Ucraina – Russia.
Il De Telegraaf, un Corriere della Sera ma olandese, raccontava di una vigilia politicamente complessa. Ambasciatori coinvolti, addetti militari delle ambasciate che si preoccupano della sicurezza delle loro delegazioni sportive.
Non è mai solo sport, quelli che lo pensano appartengono ad una generazione d’avidi lettori di Cioè, di quelli impegnati a rispondere al sondaggio: “qual è il tuo colore più preferito”. In allegato una fantastica sorpresa per colorare la tua vita.
Dai boicottaggi alle olimpiadi, agli atleti espulsi perché indesiderati, lo sport è sempre stato indissolubilmente un’arma politica. L’ignoranza non vi scusa dall’aver dimenticato che proprio il podio della manifestazione a cinque cerchi è il più politico dei piedistalli.
Il nemico alle porte, recitava il titolo della biografia di Vassili Zaitsev. Raccontava così la sua esperienza nella battaglia di Stalingrado durante la Seconda Guerra Mondiale. Questo è il mio titolo per questa partita. Suona oscuro, ne sono consapevole.
In campo lo scontro è duro, come se ci fosse qualcosa in più in palio, d’un posto nella finale del Europeo di Futsal 2022. Passano solo nove minuti sul cronometro e gli ucraini hanno già commesso quattro falli.

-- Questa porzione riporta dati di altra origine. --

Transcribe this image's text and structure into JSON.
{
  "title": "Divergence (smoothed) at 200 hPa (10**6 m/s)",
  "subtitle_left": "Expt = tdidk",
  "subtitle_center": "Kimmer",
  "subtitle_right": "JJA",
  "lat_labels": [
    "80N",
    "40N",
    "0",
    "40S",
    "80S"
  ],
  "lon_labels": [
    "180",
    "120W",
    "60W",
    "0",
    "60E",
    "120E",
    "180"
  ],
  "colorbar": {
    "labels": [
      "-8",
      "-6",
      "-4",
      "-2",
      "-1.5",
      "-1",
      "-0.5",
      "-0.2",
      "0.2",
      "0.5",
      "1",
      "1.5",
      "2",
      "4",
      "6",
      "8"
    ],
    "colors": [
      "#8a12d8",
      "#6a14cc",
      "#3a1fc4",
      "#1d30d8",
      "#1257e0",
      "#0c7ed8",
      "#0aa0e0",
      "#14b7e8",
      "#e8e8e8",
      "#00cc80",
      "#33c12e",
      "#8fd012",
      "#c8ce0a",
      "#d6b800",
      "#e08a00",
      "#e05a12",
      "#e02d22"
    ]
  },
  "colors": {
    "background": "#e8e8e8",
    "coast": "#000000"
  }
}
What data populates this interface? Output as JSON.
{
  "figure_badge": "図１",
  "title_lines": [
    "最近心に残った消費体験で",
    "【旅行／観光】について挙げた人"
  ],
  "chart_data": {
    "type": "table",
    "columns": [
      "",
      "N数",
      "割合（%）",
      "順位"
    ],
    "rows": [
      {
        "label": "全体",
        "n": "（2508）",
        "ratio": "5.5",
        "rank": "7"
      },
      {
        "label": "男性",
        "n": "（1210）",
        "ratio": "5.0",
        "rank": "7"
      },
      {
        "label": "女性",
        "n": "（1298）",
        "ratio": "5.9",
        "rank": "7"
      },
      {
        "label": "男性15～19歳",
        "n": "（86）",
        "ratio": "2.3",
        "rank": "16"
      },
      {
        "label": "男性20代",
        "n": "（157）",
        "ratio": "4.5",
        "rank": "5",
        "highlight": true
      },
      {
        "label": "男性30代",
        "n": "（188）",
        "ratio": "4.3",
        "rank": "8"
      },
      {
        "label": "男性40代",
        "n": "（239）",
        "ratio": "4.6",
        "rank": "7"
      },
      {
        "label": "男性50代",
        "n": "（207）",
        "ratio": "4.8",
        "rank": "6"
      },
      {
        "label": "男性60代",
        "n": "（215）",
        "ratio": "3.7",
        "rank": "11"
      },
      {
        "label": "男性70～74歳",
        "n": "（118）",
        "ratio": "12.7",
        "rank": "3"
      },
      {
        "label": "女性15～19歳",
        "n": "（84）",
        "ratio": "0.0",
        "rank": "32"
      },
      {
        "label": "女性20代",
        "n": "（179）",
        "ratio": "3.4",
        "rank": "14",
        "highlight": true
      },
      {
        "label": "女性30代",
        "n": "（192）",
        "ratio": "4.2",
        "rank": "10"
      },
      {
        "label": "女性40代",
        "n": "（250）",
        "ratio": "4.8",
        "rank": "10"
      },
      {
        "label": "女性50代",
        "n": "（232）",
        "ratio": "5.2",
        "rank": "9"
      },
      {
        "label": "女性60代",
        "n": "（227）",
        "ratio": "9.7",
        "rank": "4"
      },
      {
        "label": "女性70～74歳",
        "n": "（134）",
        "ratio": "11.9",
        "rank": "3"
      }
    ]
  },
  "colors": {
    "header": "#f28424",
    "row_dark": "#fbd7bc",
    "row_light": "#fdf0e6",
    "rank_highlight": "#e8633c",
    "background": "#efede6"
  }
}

Le dichiarazioni della vigilia, sono già state dimenticate. Non può essere una partita come tutte le altre. La UEFA ha in essere un regolamento, che impedisce a queste due nazionali di trovarsi nello stesso girone di qualificazione di qualsiasi competizione.
Perché fingere che sia solo una partita? Non lo è, normalmente, figuratevi quando siete in campo con nella testa il dubbio che questa possa essere non sono una chiamata del destino ma anche alle armi.
I russi sono i favoriti, lo sanno e impongono presto il loro ritmo. Quello tipico delle competizioni europee, che sto cercando di consumare avidamente. Per comprenderlo meglio, questo futsal, per distinguere i suoi protagonisti.
Lo speaker richiama la folta tifoseria ucraina sugli spalti, sotto di due reti, loro alzano il volume del vocale alla squadra.
Time out per il CT ucraino. La sua indicazione è ferma e risoluta: “se non tirate in porta non potete fare gol”.
Al rientro i figli di Kiev tentano la carta del portiere di movimento, che in inglese suona proprio “portiere volante”, note di quando ero bambino e giocavo sui campetti d’asfalto, di breccia e di qualsiasi materiale tossico compreso l’asbesto.
Vengono però puniti dal raddoppio russo. La partita sembra indirizzata. L’orso moscovita però si distrae impegnato a festeggiare quella che pensa sia la rete che chiude l’incontro. Pareggia l’Ucraina, il palazzetto semivuoto per le norme Covid, diventa una bolgia e ora nelle mie cuffie risuona fragoroso il canto: “Ucraina, Ucraina”. La cadenza del coro è quasi ipnotica.
Quanto è diverso questo futsal, da quello che posso osservare in Italia. Panchine sempre in piedi, tackle affondati, scontro fisico costante, palla giocata sempre in verticale. Ogni duello è ingaggiato come se fosse quello decisivo. Arriva poi il gol da cineteca, quello in mezza rovesciata di Niyazov. Se proprio devi subire un gol che potrebbe escluderti dalla finale, almeno che sia un gol di straordinaria fattura.
Tre a uno, per la Russia. Qualcuno s’è dimenticato d’avvertire i giocatori dell’Ucraina che la partita è finita. Perché questi non solo accorciano le distanze, approfittando di una deviazione sottomisura del loro pivot, lasciato colpevolmente solo in mezzo all’area. Riescono anche a sbagliare il rigore che li avrebbe potuti portare ai supplementari.
Lo sparacchia sul portiere avversario, Shoturma. Probabilmente il giocatore più talentuoso, il capitano dell’Ucraina. Sembra davvero finita. Quando però, il cronometro segna tre secondi alla fine, sul piattone di Lebid capita l’occasione della vita, una palla da accompagnare in porta. Fermo sul palo, il giocatore dell’Ucraina devia fuori il più classico delle chiusure sul secondo palo.
Finisce così. Russia in finale, come in molti pronostici della vigilia. La Ziggo Dome di Amsterdam risuona però del grido: “Ucraina, Ucraina” a lungo dopo quel fischio dell’arbitro italiano Nicola Manzione.